Çalışma psikolojisi ve endüstri ilişkilerinin doğası
Çalışma psikolojisi alanını ve amaçlarını tanımlamak,
Çalışma ve örgüt psikologlarının amacı insan sağlığını, öğrenmeyi ve yaratıcılığı gözeten, toplumun gelişimine katkıda bulunan adil, etik, yenilikçi ve ekonomik anlamda başarılı örgütlerin oluşumuna katkıda bulunacak araştırmalar yapmak ve uygulamalar geliştirmektir. Çalışma psikologları ayrıca çalışanların ve küçük grupların işyerinde nasıl davrandıklarını anlamaya çalışır ve işten duyulan memnuniyeti ve performansı arttırmak için uygulamalar geliştirir.
Çalışma psikolojisi alanının ortaya çıkış nedenlerini anlatmak.
Çalışma Psikolojisi alanı sanayileşen toplumdaki değişimlerle beraber ortaya çıkan ihtiyaçlar sonucu filizlenmiştir. Özellikle, sanayi devrimi, I. Ve II. Dünya Savaşları, bilimsel bakış açısının batı dünyasında kabulü çalışma psikologlarının ortaya çıkmasına neden olmuşlardır. Bu alanın temellerini oluşturan iki akım ise bilimsel yönetim ve insan ilişkileri akımlarıdır.
İnsan kaynaklan politikalarının çalışanların davranış ve tutumları üzerindeki etkilerini tanımlamak.
Araştırmalar yüksek performanslı iş sistemlerinin, yani birlikte kullanıldıklarında aralarında oluşan sinerji sayesinde performansı arttıran insan kaynakları politika ve uygulamalarının çalışanların davranış ve tutumları üzerinde olumlu etkileri olduklarını göstermişlerdir. îş güvencesi, işe almada seçicilik, geniş kapsamlı eğitim programları, kendini yöneten takımları gibi uygulamalar sayesinde çalışanlar hem beşeri hem de psikolojik sermayelerini zenginleştirmekte ve bunun sonucu olarak işyerine bağlılıkları da artmaktadır. Statü farklarının azaltılmasına yönelik çalışmalar, bilgi paylaşımı, kararlara katılım gibi uygulamalar da deneyimlerden öğrenmeyi ko- laylıştırmakta ve hataların oranını azaltmaktadır.
Çalışanların iş sağlığı, iş memnuniyeti, örgüte bağlılığı ve performansı için gerekli şartları irdelemek.
Çalışanların işyerindeki tutum ve davranışlarına onların kişilik ve yetenekleri etki ettiği gibi, işyerinin sağladığı şartlar ve olanaklar da etki etmektedir.

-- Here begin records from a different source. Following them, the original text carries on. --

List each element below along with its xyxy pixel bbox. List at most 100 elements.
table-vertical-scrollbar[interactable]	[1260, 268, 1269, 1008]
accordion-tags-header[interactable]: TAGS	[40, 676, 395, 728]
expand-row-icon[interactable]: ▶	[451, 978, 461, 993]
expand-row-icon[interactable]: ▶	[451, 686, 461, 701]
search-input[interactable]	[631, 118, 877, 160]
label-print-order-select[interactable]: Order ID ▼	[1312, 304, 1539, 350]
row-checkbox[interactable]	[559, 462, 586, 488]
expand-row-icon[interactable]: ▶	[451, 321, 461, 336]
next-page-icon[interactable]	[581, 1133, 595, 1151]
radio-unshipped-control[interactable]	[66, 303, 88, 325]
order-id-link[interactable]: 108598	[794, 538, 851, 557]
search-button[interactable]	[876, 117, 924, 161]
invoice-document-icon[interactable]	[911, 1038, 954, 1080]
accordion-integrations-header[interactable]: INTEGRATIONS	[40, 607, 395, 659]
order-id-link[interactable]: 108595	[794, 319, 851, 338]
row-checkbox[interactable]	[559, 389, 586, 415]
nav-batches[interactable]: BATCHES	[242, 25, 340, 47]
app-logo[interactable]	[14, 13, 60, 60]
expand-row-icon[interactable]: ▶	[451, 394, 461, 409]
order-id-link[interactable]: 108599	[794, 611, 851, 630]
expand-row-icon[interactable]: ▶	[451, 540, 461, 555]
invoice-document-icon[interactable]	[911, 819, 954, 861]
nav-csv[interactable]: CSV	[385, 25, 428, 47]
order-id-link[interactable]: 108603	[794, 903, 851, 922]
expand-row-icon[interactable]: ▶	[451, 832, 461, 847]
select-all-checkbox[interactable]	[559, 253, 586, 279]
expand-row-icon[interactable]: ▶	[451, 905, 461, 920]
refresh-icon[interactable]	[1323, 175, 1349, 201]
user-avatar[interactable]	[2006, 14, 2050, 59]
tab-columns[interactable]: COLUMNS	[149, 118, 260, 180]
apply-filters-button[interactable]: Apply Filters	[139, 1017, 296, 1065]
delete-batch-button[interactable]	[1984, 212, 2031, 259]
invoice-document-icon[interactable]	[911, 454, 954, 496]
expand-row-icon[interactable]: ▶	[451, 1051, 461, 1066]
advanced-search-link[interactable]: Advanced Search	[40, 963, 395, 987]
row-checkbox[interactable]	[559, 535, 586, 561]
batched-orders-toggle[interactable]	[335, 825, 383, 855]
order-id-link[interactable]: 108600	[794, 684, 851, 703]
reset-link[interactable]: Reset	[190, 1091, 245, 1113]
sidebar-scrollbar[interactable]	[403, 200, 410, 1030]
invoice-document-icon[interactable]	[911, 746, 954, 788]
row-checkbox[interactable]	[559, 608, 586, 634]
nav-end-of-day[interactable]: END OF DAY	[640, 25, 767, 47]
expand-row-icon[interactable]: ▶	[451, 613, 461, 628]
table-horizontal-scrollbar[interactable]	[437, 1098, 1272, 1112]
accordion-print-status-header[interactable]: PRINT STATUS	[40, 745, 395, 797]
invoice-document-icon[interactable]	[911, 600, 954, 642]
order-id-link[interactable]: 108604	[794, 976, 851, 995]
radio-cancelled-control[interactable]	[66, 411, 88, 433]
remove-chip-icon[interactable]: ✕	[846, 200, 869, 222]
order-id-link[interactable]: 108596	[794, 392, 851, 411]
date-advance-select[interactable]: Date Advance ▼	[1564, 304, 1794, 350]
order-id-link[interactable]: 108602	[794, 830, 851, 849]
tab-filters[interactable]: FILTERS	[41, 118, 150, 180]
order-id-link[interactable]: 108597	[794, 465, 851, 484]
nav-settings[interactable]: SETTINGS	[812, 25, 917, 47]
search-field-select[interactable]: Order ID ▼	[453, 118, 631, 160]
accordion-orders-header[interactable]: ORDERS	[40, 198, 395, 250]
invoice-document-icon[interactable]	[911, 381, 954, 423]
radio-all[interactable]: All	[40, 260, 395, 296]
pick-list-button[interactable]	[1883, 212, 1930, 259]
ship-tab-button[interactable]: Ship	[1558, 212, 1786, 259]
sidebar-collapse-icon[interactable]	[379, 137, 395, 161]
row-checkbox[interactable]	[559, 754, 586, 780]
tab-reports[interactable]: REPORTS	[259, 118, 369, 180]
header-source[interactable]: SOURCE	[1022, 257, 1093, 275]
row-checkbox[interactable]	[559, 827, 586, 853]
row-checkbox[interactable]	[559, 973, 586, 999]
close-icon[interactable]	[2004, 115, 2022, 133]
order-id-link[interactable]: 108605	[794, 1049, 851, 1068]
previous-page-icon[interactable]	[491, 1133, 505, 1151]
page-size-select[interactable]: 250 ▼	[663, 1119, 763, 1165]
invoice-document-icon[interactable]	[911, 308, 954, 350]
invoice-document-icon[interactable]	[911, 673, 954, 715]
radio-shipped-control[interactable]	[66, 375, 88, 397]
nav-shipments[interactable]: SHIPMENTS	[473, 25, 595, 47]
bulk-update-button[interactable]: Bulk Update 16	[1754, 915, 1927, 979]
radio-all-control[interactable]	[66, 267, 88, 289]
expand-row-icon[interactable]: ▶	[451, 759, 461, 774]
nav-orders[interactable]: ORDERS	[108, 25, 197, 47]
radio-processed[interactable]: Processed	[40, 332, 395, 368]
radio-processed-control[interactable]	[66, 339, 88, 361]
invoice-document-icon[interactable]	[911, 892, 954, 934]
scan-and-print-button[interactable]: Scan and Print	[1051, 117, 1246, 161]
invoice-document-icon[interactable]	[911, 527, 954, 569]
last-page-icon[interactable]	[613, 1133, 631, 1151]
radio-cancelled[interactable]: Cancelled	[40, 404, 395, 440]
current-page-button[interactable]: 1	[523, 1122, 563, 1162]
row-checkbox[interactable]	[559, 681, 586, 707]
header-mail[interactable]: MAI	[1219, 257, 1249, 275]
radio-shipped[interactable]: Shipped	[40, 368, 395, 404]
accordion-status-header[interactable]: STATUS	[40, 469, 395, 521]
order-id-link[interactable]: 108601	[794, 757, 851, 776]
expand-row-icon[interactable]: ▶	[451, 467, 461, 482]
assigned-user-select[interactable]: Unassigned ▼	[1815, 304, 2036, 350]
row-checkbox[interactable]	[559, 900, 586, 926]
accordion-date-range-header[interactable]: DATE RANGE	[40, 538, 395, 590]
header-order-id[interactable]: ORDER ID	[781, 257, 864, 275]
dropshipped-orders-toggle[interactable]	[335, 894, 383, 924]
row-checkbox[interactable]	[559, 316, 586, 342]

Ancak, yüksek iş tatmini, örgüte bağlılık veya iş performansı ve örgütsel vatandaşlık davranışı gibi olumlu tutum ve davranışlar için daha da önemlisi kişinin bireysel özellikleri ile iş şartları arasında uyum olmasıdır.
Çalışan - işveren ilişkilerini farklı açılardan değerlendirmek.
Çalışan-işveren ilişkilerine tekilci açıdan yaklaşanlar bu iki grup arasında genel olarak amaç birliğinin olduğunu ve çatışmaların normal ya da sağlıklı olmadığını kabul ederler. Tekilci yaklaşım katı ve baskıcı bir yönetim anlayışına yol açabileceği gibi, işverenlerin çalışanların sendikaya ihtiyaç duymamaları için bireysel ihtiyaçları gidermeye yönelik daha yumuşak bir yönetim anlayışına da yol açabilir. Öte yandan, çoğulcu yaklaşım, işveren ve çalışan arasında çıkar temelli çatışmaların kaçınılmaz olduğu ve bu çatışmaların yönetim yollarının aranması gerektiği görüşünü benimser.
Sendikal örgütlerin varlık nedenlerini ve fonksiyonlarını açıklamak.
Sanayileşmiş ülkelerde sendikaların üç fonksiyonundan bahsedilebilir. Bunlar; ekonomik fonksiyon, demokratik temsil fonksiyonu ve sosyal fonksiyondur. Araştırmalar, sendikaların genel olarak üyelerinin aldıkları ücret ve yan hakları, toplu iş sözleşmeleri vasıtası ile, iyileştirerek, onların işlerinden, aynı tip işlerde sendikasız çalışanlara kıyasla, daha memnun olmalarını sağladıklarını göstermektedir. Sendikalar ayrıca çalışanların ortak iradesini temsil ederek yönetimlerin fevri kararlar vermesini önlemekte ve daha iyi bir çalışma ortamı yaratarak üretkenliği arttırmaktadırlar.